Zniesienie zasady jednomyślności – w tych obszarach, w których ona jeszcze obowiązuje – w głosowaniach w Radzie Europejskiej byłoby równoznaczne z odebraniem suwerenności Polsce i innym mniejszym państwom. Wcześniej mówił o tym Ryszard Legutko, poseł do Parlamentu Europejskiego z rządzącej w Polsce partii Prawo i Sprawiedliwość (PiS). Jednak polski prezydent Andrzej Duda był również zjadliwym krytykiem tej propozycji. Stwierdził, iż "byłoby błędem, gdyby jakiekolwiek państwo członkowskie szantażowało pozostałe, w tym kraje kandydujące do UE, blokując dalsze rozszerzenie wspólnoty, jeżeli jego hegemoniczne żądania nie zostaną spełnione".
Polski prezydent zaznaczył, iż podstawową zasadą UE jest braterstwo i kooperacja na rzecz pokoju i rozwoju gospodarczego.
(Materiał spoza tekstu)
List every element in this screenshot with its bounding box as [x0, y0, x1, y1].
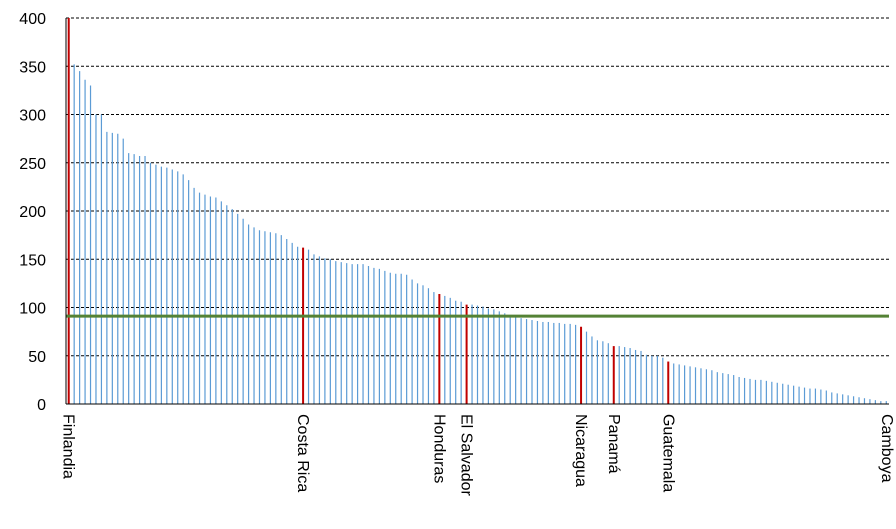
x-tick-label: Camboya	[878, 414, 895, 483]
x-axis: Finlandia Costa Rica Honduras El Salvador Ni…	[60, 18, 895, 496]
y-tick-label: 300	[19, 108, 46, 125]
x-tick-label: Honduras	[430, 414, 447, 483]
x-tick-label: El Salvador	[458, 414, 475, 496]
y-axis: 0 50 100 150 200 250 300 350 400	[19, 11, 46, 414]
x-tick-label: Costa Rica	[294, 414, 311, 492]
bars	[67, 18, 887, 404]
x-tick-label: Panamá	[605, 414, 622, 474]
y-tick-label: 150	[19, 252, 46, 269]
y-tick-label: 400	[19, 11, 46, 28]
x-tick-label: Nicaragua	[572, 414, 589, 487]
y-tick-label: 350	[19, 59, 46, 76]
gridlines	[66, 17, 889, 357]
x-tick-label: Finlandia	[60, 414, 77, 479]
y-tick-label: 100	[19, 301, 46, 318]
y-tick-label: 50	[28, 349, 46, 366]
y-tick-label: 0	[37, 397, 46, 414]
y-tick-label: 250	[19, 156, 46, 173]
y-tick-label: 200	[19, 204, 46, 221]
x-tick-label: Guatemala	[659, 414, 676, 492]
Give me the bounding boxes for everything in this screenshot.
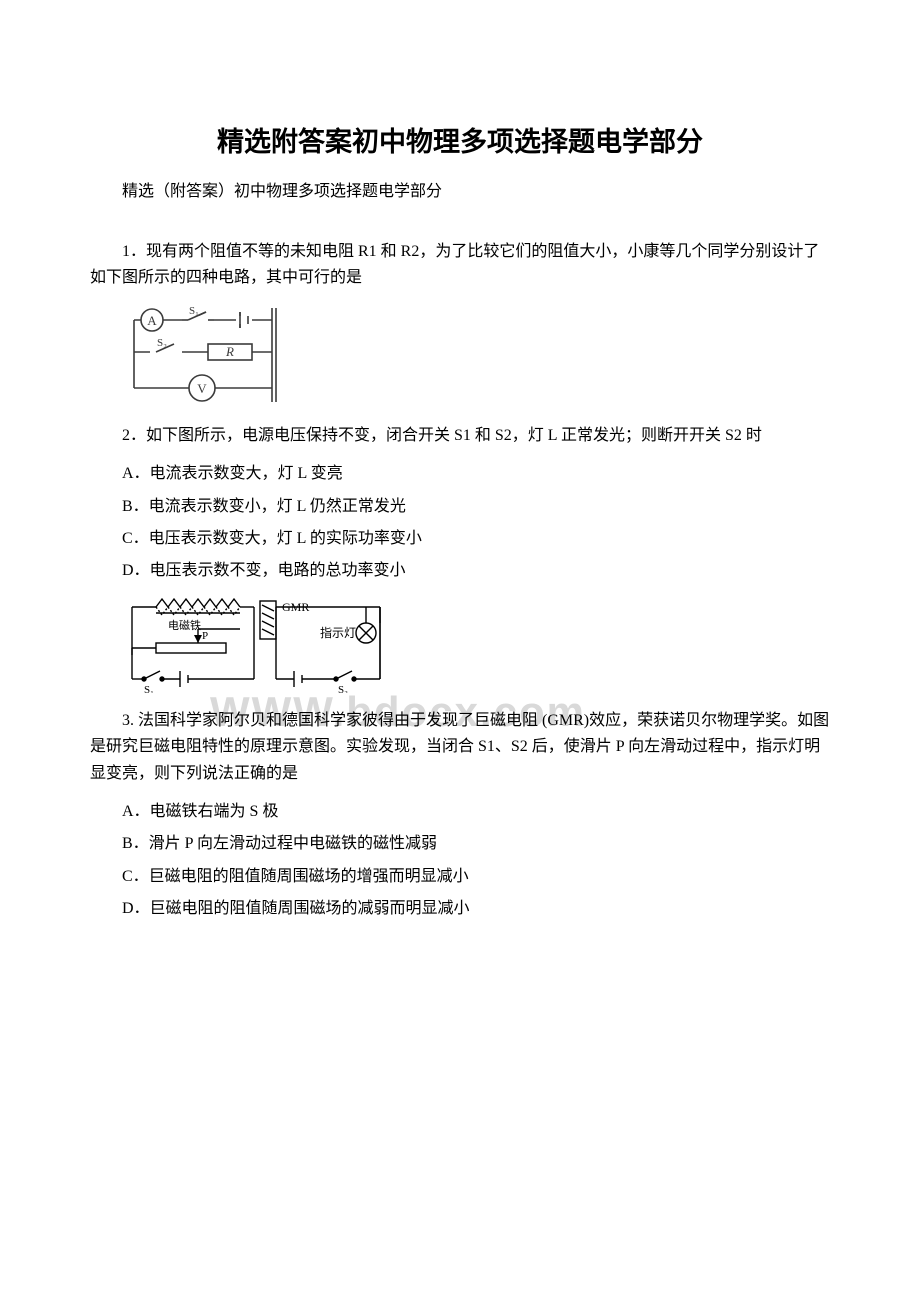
q1-figure: A S₁ S₂ R V [122,302,830,413]
q2-label-em: 电磁铁 [168,619,201,632]
q3-opt-A: A．电磁铁右端为 S 极 [122,797,830,827]
q1-label-A: A [147,313,157,328]
q1-text: 1．现有两个阻值不等的未知电阻 R1 和 R2，为了比较它们的阻值大小，小康等几… [90,239,830,292]
q3-opt-D: D．巨磁电阻的阻值随周围磁场的减弱而明显减小 [122,894,830,924]
q2-opt-C: C．电压表示数变大，灯 L 的实际功率变小 [122,524,830,554]
q1-label-S1: S₁ [189,305,199,317]
q1-label-R: R [225,344,234,359]
q3-text: 3. 法国科学家阿尔贝和德国科学家彼得由于发现了巨磁电阻 (GMR)效应，荣获诺… [90,708,830,787]
page-title: 精选附答案初中物理多项选择题电学部分 [90,120,830,159]
q1-label-V: V [197,381,207,396]
page-subtitle: 精选（附答案）初中物理多项选择题电学部分 [90,177,830,201]
q2-label-gmr: GMR [282,600,309,614]
q2-label-S1: S₁ [144,684,154,693]
q2-figure: GMR 指示灯 电磁铁 P S₁ S₂ [122,593,830,698]
q2-opt-A: A．电流表示数变大，灯 L 变亮 [122,459,830,489]
q1-label-S2: S₂ [157,337,167,349]
q3-opt-C: C．巨磁电阻的阻值随周围磁场的增强而明显减小 [122,862,830,892]
q2-label-indicator: 指示灯 [320,625,356,640]
q3-opt-B: B．滑片 P 向左滑动过程中电磁铁的磁性减弱 [122,829,830,859]
q2-label-S2: S₂ [338,684,348,693]
q2-label-P: P [202,630,208,642]
q2-text: 2．如下图所示，电源电压保持不变，闭合开关 S1 和 S2，灯 L 正常发光；则… [90,423,830,449]
q2-opt-D: D．电压表示数不变，电路的总功率变小 [122,556,830,586]
q2-opt-B: B．电流表示数变小，灯 L 仍然正常发光 [122,492,830,522]
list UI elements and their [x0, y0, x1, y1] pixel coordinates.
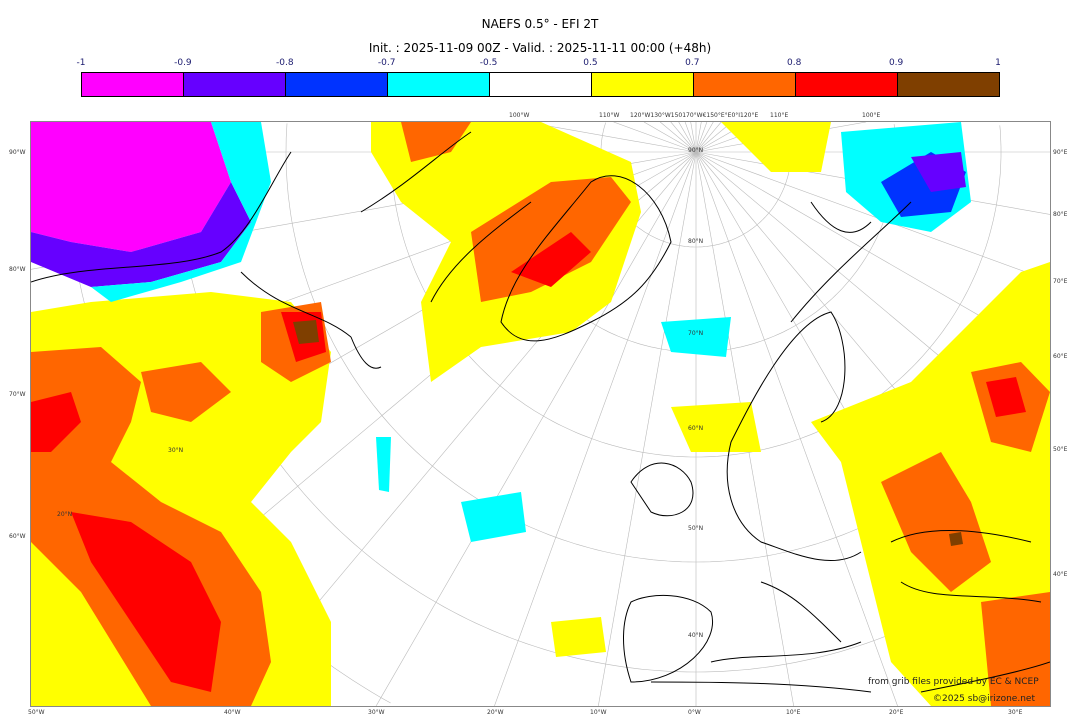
- graticule-label: 80°E: [1053, 211, 1068, 218]
- data-source-credit: from grib files provided by EC & NCEP: [868, 677, 1039, 687]
- colorbar-tick-label: -1: [76, 58, 86, 68]
- colorbar-tick-label: 1: [995, 58, 1001, 68]
- meridian-line: [678, 122, 697, 153]
- graticule-label: 100°W: [509, 112, 530, 119]
- colorbar-tick-label: 0.9: [888, 58, 904, 68]
- parallel-line: [285, 123, 697, 563]
- graticule-label: 0°W: [688, 709, 701, 716]
- graticule-label: 110°W: [599, 112, 620, 119]
- graticule-label: 10°E: [786, 709, 801, 716]
- colorbar-segment: [592, 73, 694, 96]
- graticule-label: 20°W: [487, 709, 504, 716]
- map-subtitle: Init. : 2025-11-09 00Z - Valid. : 2025-1…: [368, 41, 712, 55]
- meridian-line: [670, 122, 697, 153]
- colorbar-segment: [898, 73, 999, 96]
- meridian-line: [690, 122, 697, 153]
- graticule-label: 70°W: [9, 391, 26, 398]
- colorbar-segment: [796, 73, 898, 96]
- graticule-label: 30°W: [368, 709, 385, 716]
- graticule-label: 90°E: [1053, 149, 1068, 156]
- graticule-label: 60°W: [9, 533, 26, 540]
- colorbar-tick-label: -0.7: [377, 58, 396, 68]
- colorbar-tick-label: -0.8: [275, 58, 294, 68]
- colorbar-segment: [286, 73, 388, 96]
- colorbar-tick-label: 0.5: [583, 58, 598, 68]
- graticule-label: 40°E: [1053, 571, 1068, 578]
- graticule-label: 40°N: [688, 632, 704, 639]
- graticule-label: 110°E: [770, 112, 789, 119]
- colorbar-segment: [82, 73, 184, 96]
- meridian-line: [695, 151, 898, 706]
- colorbar-segment: [184, 73, 286, 96]
- graticule-label: 20°N: [57, 511, 73, 518]
- meridian-line: [613, 122, 697, 153]
- graticule-label: 80°W: [9, 266, 26, 273]
- meridian-line: [695, 122, 722, 153]
- graticule-label: 30°E: [1008, 709, 1023, 716]
- graticule-label: 90°W: [9, 149, 26, 156]
- graticule-label: 120°W130°W150170°W€150°E°E0°I120°E: [630, 112, 759, 119]
- map-panel[interactable]: [30, 121, 1051, 707]
- graticule-label: 40°W: [224, 709, 241, 716]
- parallel-line: [390, 125, 696, 458]
- meridian-line: [643, 122, 697, 153]
- map-title: NAEFS 0.5° - EFI 2T: [481, 17, 599, 31]
- colorbar: [81, 72, 1000, 97]
- graticule-label: 70°N: [688, 330, 704, 337]
- colorbar-segment: [388, 73, 490, 96]
- meridian-line: [684, 122, 697, 153]
- graticule-label: 20°E: [889, 709, 904, 716]
- graticule-label: 60°N: [688, 425, 704, 432]
- graticule-label: 50°E: [1053, 446, 1068, 453]
- colorbar-segment: [490, 73, 592, 96]
- parallel-line: [696, 125, 1002, 458]
- efi-shading: [31, 122, 1050, 706]
- meridian-line: [695, 122, 732, 153]
- graticule-label: 50°N: [688, 525, 704, 532]
- colorbar-tick-label: -0.5: [479, 58, 498, 68]
- colorbar-tick-label: -0.9: [174, 58, 192, 68]
- meridian-line: [695, 151, 1050, 282]
- meridian-line: [375, 151, 697, 706]
- meridian-line: [494, 151, 697, 706]
- colorbar-tick-label: 0.8: [787, 58, 802, 68]
- colorbar-segment: [694, 73, 796, 96]
- graticule-label: 80°N: [688, 238, 704, 245]
- graticule-label: 90°N: [688, 147, 704, 154]
- graticule-label: 100°E: [862, 112, 881, 119]
- meridian-line: [695, 122, 702, 153]
- graticule-label: 10°W: [590, 709, 607, 716]
- meridian-line: [598, 151, 697, 706]
- meridian-line: [525, 122, 697, 153]
- graticule-label: 60°E: [1053, 353, 1068, 360]
- meridian-line: [660, 122, 697, 153]
- meridian-line: [695, 122, 714, 153]
- copyright-credit: ©2025 sb@irizone.net: [933, 694, 1035, 704]
- meridian-line: [695, 122, 708, 153]
- colorbar-tick-label: 0.7: [685, 58, 700, 68]
- efi-map: [31, 122, 1050, 706]
- coastlines: [31, 131, 1050, 693]
- graticule-label: 70°E: [1053, 278, 1068, 285]
- graticule-label: 30°N: [168, 447, 184, 454]
- graticule-label: 50°W: [28, 709, 45, 716]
Aby było to możliwe, Duda powiedział: "Wszystkie kraje muszą mieć coś do powiedzenia w kluczowych kwestiach mających wpływ na rozwój Wspólnoty, aby czuły, iż we Wspólnocie jest sprawiedliwość i iż żaden kraj nie narzuca swojej woli kosztem innych, używając środków instytucjonalnych".
Herbert Kickl, przewodniczący Austriackiej Partii Wolności (FPÖ), obecnie najpopularniejszej partii w Austrii, uważa, iż celem Brukseli jest stworzenie centralistycznego superpaństwa, w którym państwa członkowskie coraz bardziej tracą na znaczeniu i samostanowieniu
"Chcą odbierać coraz więcej władzy państwom narodowym i przekazywać je Brukseli, aby stworzyć Stany Zjednoczone Europy ponad głowami swoich obywateli" - powiedział Kickl.